Despite going into a hiatus for about 18 years — between the time the original Jets franchise left for Phoenix and when the Jets 2.0 made it to the post-season in 2015 — the tradition has remained strong. Maybe even grown stronger.
“It reappeared with a vengeance, with a celebration that’s almost hard to fathom,” Palson said.
On Wednesday, during the Jets’ 3-2 victory in Game 1 of the first round of the 2018 playoffs, the 15,321 fans inside Bell MTS Place were draped in white. They came dressed in coveralls, tutus, suit jackets, dresses, wigs, masks, costume ears, helmets, beards and a wide variety of other white attire.
Another 5,100 gathered outside, on a blocked-off street next to the arena, to watch the game on a big screen. Again, the vast majority were in all white.
“Since that first whiteout, there’s a whole generation, and maybe more, of people who are now buying into this. It means a lot,” said Palson.

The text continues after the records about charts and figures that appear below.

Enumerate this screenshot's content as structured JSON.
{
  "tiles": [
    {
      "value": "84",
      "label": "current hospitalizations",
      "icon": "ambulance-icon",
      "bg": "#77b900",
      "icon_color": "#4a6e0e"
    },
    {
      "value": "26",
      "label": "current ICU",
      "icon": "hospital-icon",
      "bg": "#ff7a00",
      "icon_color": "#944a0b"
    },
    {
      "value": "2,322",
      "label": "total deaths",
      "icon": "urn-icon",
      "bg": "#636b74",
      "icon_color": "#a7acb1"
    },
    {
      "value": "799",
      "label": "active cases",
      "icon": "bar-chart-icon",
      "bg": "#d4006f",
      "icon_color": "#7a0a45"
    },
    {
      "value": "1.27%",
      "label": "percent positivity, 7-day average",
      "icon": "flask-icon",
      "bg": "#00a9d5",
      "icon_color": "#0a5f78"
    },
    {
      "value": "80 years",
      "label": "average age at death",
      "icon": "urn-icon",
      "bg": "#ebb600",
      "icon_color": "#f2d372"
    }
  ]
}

“How many ad campaigns out there still have the enduring passion attached to them that the whiteout does? I can’t think of many.”
Even if the Atlanta Thrashers hadn’t been renamed the Jets after their relocation to Winnipeg for the 2011-12 season, and even if the team’s owners had chosen to ignore the whiteout, it still would have happened, he said.
“The fans would have done it anyway. That’s just how strong the passion is. And it feels great.”
While the idea was Palson’s, there was a team behind the campaign’s launch. Palson is quick to give full credit to Palmer Jarvis’s designers and writers, as well as the Jets’ marketing department for jumping on board and “working it to the max.”
“We made it happen very quickly. It was a team effort,” he said.
Unfortunately for Palson, he might not be able to witness his creation in person this post-season. He hasn’t able to get any playoff tickets to the hottest show in town.
“But I am certainly seeking out all opportunities,” he said.